Prana Films was ruined. Yet "Nosferatu" -- despite the court order -- was not destroyed.
"In theory, this is a film that shouldn't exist," Koszarski said. "When Bram Stoker's widow won the lawsuit, the production company was supposed to have destroyed the negative and all of the copies. But somehow they didn't."
Still, "Nosferatu" lived a kind of shadow existence for many years after. It sneaked into London in 1928, and the U.S. in 1929, in both cases attracting little attention.
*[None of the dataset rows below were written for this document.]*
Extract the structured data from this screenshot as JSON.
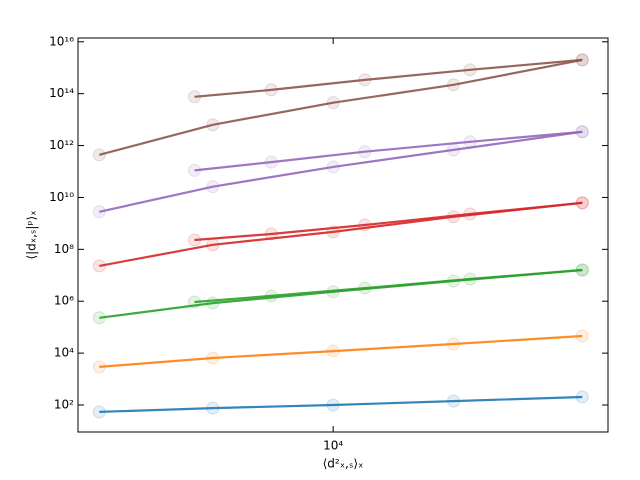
{
  "chart_data": {
    "type": "line",
    "x_label": "⟨d²ₓ,ₛ⟩ₓ",
    "y_label": "⟨|dₓ,ₛ|ᵖ⟩ₓ",
    "x_scale": "log",
    "y_scale": "log",
    "xlim": [
      2300,
      48700
    ],
    "ylim": [
      9.1,
      1.4e+16
    ],
    "xticks": [
      {
        "value": 10000,
        "label": "10⁴"
      }
    ],
    "yticks": [
      {
        "value": 100,
        "label": "10²"
      },
      {
        "value": 10000,
        "label": "10⁴"
      },
      {
        "value": 1000000,
        "label": "10⁶"
      },
      {
        "value": 100000000,
        "label": "10⁸"
      },
      {
        "value": 10000000000,
        "label": "10¹⁰"
      },
      {
        "value": 1000000000000,
        "label": "10¹²"
      },
      {
        "value": 100000000000000,
        "label": "10¹⁴"
      },
      {
        "value": 10000000000000000,
        "label": "10¹⁶"
      }
    ],
    "series": [
      {
        "color": "#1f77b4",
        "x": [
          2600,
          5000,
          10000,
          20000,
          42000
        ],
        "values": [
          54,
          76,
          100,
          141,
          204
        ]
      },
      {
        "color": "#ff7f0e",
        "x": [
          2600,
          5000,
          10000,
          20000,
          42000
        ],
        "values": [
          2950,
          6460,
          12000,
          22400,
          45700
        ]
      },
      {
        "color": "#2ca02c",
        "x": [
          2600,
          5000,
          10000,
          20000,
          42000
        ],
        "values": [
          230000,
          850000,
          2300000,
          6000000,
          16000000
        ]
      },
      {
        "color": "#2ca02c",
        "x": [
          4500,
          7000,
          12000,
          22000,
          42000
        ],
        "values": [
          930000,
          1600000,
          3200000,
          7200000,
          16000000
        ]
      },
      {
        "color": "#d62728",
        "x": [
          2600,
          5000,
          10000,
          20000,
          42000
        ],
        "values": [
          23000000,
          150000000,
          470000000,
          1800000000,
          6200000000
        ]
      },
      {
        "color": "#d62728",
        "x": [
          4500,
          7000,
          12000,
          22000,
          42000
        ],
        "values": [
          230000000,
          390000000,
          870000000,
          2300000000,
          6200000000
        ]
      },
      {
        "color": "#9467bd",
        "x": [
          2600,
          5000,
          10000,
          20000,
          42000
        ],
        "values": [
          2800000000.0,
          26000000000.0,
          150000000000.0,
          680000000000.0,
          3400000000000.0
        ]
      },
      {
        "color": "#9467bd",
        "x": [
          4500,
          7000,
          12000,
          22000,
          42000
        ],
        "values": [
          110000000000.0,
          230000000000.0,
          580000000000.0,
          1400000000000.0,
          3400000000000.0
        ]
      },
      {
        "color": "#8c564b",
        "x": [
          2600,
          5000,
          10000,
          20000,
          42000
        ],
        "values": [
          440000000000.0,
          6300000000000.0,
          45000000000000.0,
          220000000000000.0,
          2000000000000000.0
        ]
      },
      {
        "color": "#8c564b",
        "x": [
          4500,
          7000,
          12000,
          22000,
          42000
        ],
        "values": [
          76000000000000.0,
          140000000000000.0,
          340000000000000.0,
          830000000000000.0,
          2000000000000000.0
        ]
      }
    ]
  }
}
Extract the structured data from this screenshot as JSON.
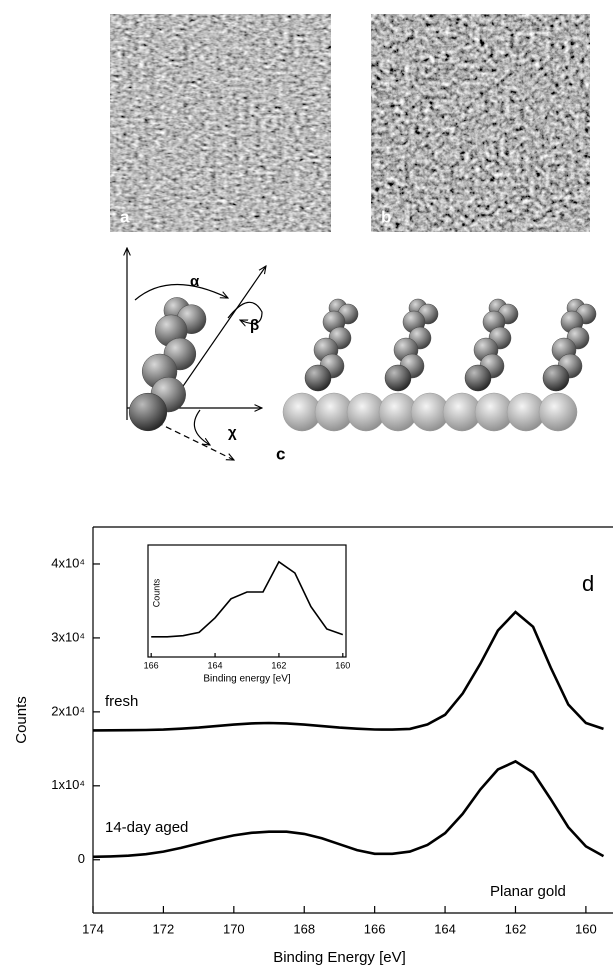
{
  "panels": {
    "a": "a",
    "b": "b",
    "c": "c"
  },
  "angles": [
    "α",
    "β",
    "χ"
  ],
  "chart_data": [
    {
      "type": "line",
      "xlabel": "Binding Energy [eV]",
      "ylabel": "Counts",
      "x": [
        174,
        173.5,
        173,
        172.5,
        172,
        171.5,
        171,
        170.5,
        170,
        169.5,
        169,
        168.5,
        168,
        167.5,
        167,
        166.5,
        166,
        165.5,
        165,
        164.5,
        164,
        163.5,
        163,
        162.5,
        162,
        161.5,
        161,
        160.5,
        160,
        159.5
      ],
      "series": [
        {
          "name": "fresh",
          "color": "#000000",
          "values": [
            17500,
            17510,
            17520,
            17550,
            17600,
            17720,
            17870,
            18080,
            18280,
            18440,
            18500,
            18440,
            18280,
            18080,
            17870,
            17720,
            17620,
            17600,
            17700,
            18300,
            19600,
            22500,
            26500,
            31000,
            33500,
            31500,
            26000,
            21000,
            18500,
            17700
          ]
        },
        {
          "name": "14-day aged",
          "color": "#000000",
          "values": [
            400,
            450,
            550,
            750,
            1100,
            1600,
            2200,
            2800,
            3300,
            3650,
            3800,
            3800,
            3500,
            2900,
            2100,
            1300,
            800,
            800,
            1100,
            2000,
            3600,
            6200,
            9500,
            12200,
            13300,
            11800,
            8200,
            4400,
            1800,
            500
          ]
        }
      ],
      "xlim": [
        174,
        159.23
      ],
      "xticks": [
        174,
        172,
        170,
        168,
        166,
        164,
        162,
        160
      ],
      "ylim": [
        -7200,
        45000
      ],
      "yticks": [
        0,
        {
          "value": 10000,
          "label": "1x10⁴"
        },
        {
          "value": 20000,
          "label": "2x10⁴"
        },
        {
          "value": 30000,
          "label": "3x10⁴"
        },
        {
          "value": 40000,
          "label": "4x10⁴"
        }
      ],
      "annotations": [
        "d",
        "Planar gold"
      ]
    },
    {
      "type": "line",
      "xlabel": "Binding energy [eV]",
      "ylabel": "Counts",
      "x": [
        166,
        165.5,
        165,
        164.5,
        164,
        163.5,
        163,
        162.5,
        162,
        161.5,
        161,
        160.5,
        160
      ],
      "series": [
        {
          "color": "#000000",
          "values": [
            18,
            18,
            19,
            22,
            35,
            52,
            58,
            58,
            85,
            75,
            45,
            25,
            20
          ]
        }
      ],
      "xlim": [
        166.1,
        159.9
      ],
      "xticks": [
        166,
        164,
        162,
        160
      ],
      "ylim": [
        0,
        100
      ]
    }
  ]
}
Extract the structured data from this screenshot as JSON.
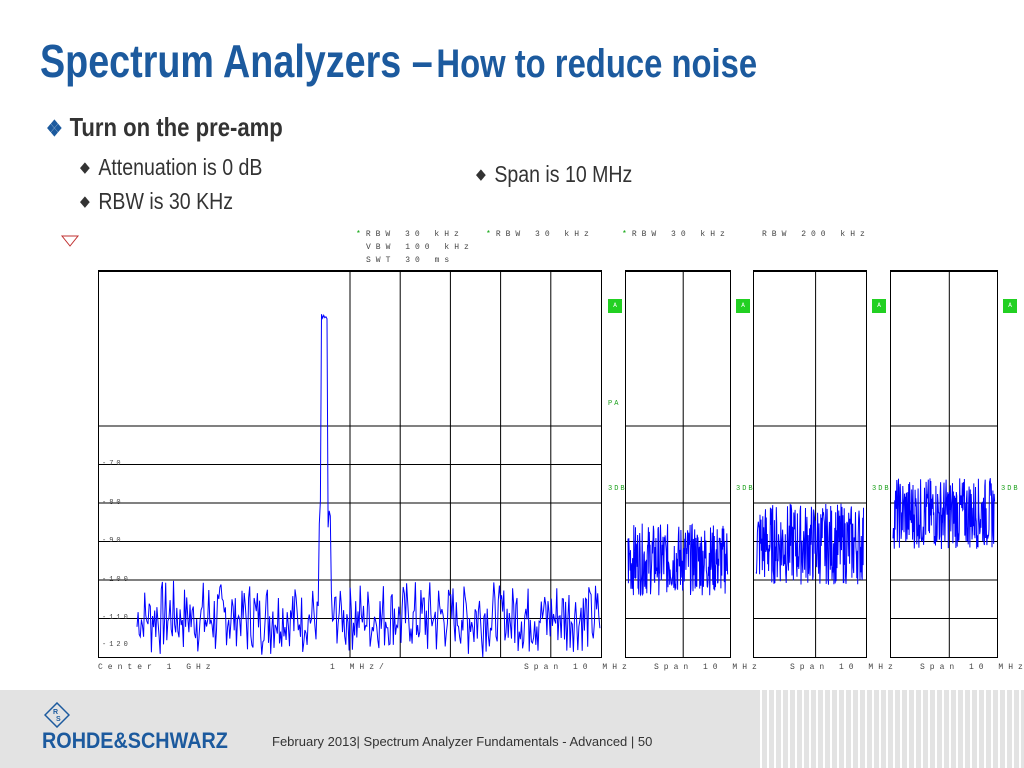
{
  "slide": {
    "title_main": "Spectrum Analyzers –",
    "title_sub": "How to reduce noise",
    "bullet_main": "Turn on the pre-amp",
    "sub_bullets": {
      "attenuation": "Attenuation is 0 dB",
      "rbw": "RBW is 30 KHz",
      "span": "Span is 10 MHz"
    }
  },
  "settings": {
    "main": {
      "rbw": "RBW  30 kHz",
      "vbw": "VBW  100 kHz",
      "swt": "SWT  30 ms"
    },
    "panel2": {
      "rbw": "RBW  30 kHz"
    },
    "panel3": {
      "rbw": "RBW  30 kHz"
    },
    "panel4": {
      "rbw": "RBW  200 kHz"
    },
    "marker": "*"
  },
  "main_plot": {
    "y_ticks": [
      "-70",
      "-80",
      "-90",
      "-100",
      "-110",
      "-120"
    ],
    "center": "Center  1 GHz",
    "per_div": "1 MHz/",
    "span": "Span  10 MHz",
    "trace_label": "A",
    "pa_label": "PA",
    "db_label": "3DB"
  },
  "panel2": {
    "span": "Span  10 MHz",
    "trace_label": "A",
    "db_label": "3DB"
  },
  "panel3": {
    "span": "Span  10 MHz",
    "trace_label": "A",
    "db_label": "3DB"
  },
  "panel4": {
    "span": "Span  10 MHz",
    "trace_label": "A",
    "db_label": "3DB"
  },
  "chart_data": [
    {
      "type": "line",
      "series": [
        {
          "values": [
            -116,
            -114,
            -113,
            -115,
            -114,
            -116,
            -113,
            -114,
            -115,
            -114,
            -113,
            -115,
            -114,
            -116,
            -114,
            -113,
            -115,
            -114,
            -113,
            -115,
            -114,
            -116,
            -114,
            -113,
            -115,
            -114,
            -113,
            -115,
            -114,
            -115,
            -113,
            -114,
            -114,
            -113,
            -115,
            -114,
            -113,
            -115,
            -114,
            -116,
            -114,
            -113,
            -115,
            -114,
            -113,
            -115,
            -114,
            -114,
            -113,
            -115
          ]
        }
      ],
      "peak": {
        "x": 0,
        "y": -60
      },
      "ylim": [
        -125,
        -50
      ],
      "grid": true
    },
    {
      "type": "line",
      "approx_level": -106,
      "grid": true
    },
    {
      "type": "line",
      "approx_level": -103,
      "grid": true
    },
    {
      "type": "line",
      "approx_level": -97,
      "grid": true
    }
  ],
  "colors": {
    "title": "#1c5a9e",
    "trace": "#0000ff",
    "flag": "#22d022",
    "footer": "#e3e3e3"
  },
  "footer": {
    "brand": "ROHDE&SCHWARZ",
    "text": "February 2013|  Spectrum Analyzer Fundamentals - Advanced  |  50",
    "logo_letters": "RS"
  }
}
What reviews it got were mostly mixed, or negative. "It combines the ridiculous and the horrid," said a British critic in the 1920s.
But it began to make its presence felt in other ways. When Universal Studios in Hollywood started preparing its adaptation of the "Dracula" stage play, with Bela Lugosi repeating his role, they sneaked a print of "Nosferatu" into the studio and studied it.
"I had long assumed that they had never heard of 'Nosferatu,'" Koszarski said. "But people have researched this."
To the body of the play, a stodgy affair set almost entirely in a London drawing room, Universal appended a prologue -- the visit to Dracula's castle in Transylvania -- that owes much to the earlier film. The studio even gave it a little nod of acknowledgment. "It is Walpurgis Night, the night of evil -- Nosferatu!" one character warns. These first -- best -- 15 minutes of the film were largely responsible for the success of "Dracula."
As the decades wore on, "Nosferatu" began to reappear at film societies, and it attracted new notice. Scholars called it a classic example of German expressionism. Monster movie fans relished its take on the vampire character -- so much more ghoulish than Lugosi's stuffy nobleman.
"The castle has tile floors," Jack Kerouac wrote in a 1960 appreciation. "Somehow there's more evil in those tile floors than in the dripping dust of the later Bela Lugosi castle where women with spiders on their shoulders dragged dead muslin gowns across the stone. They are the tile floors of a Byzantine Alexandrian Transylvanian throat-ogre."
For modern audiences, "Nosferatu" seems to anticipate the goth culture that is everywhere these days. And its director, Murnau (he later made the classic films "The Last Laugh" and "Sunrise"), is widely acknowledged as one of the giants of early cinema.
No wonder so many latter-day "name" directors, including Herzog ("Fitzcarraldo," "Grizzly Man") and Eggers ("The Witch," "The Lighthouse"), want to take on his most famous creation.
"I'm happy about that," Koszarski said. "It will direct people back to the original who are not already aware of it. And if they like it, they may look at other films by Murnau, and other silent films in general."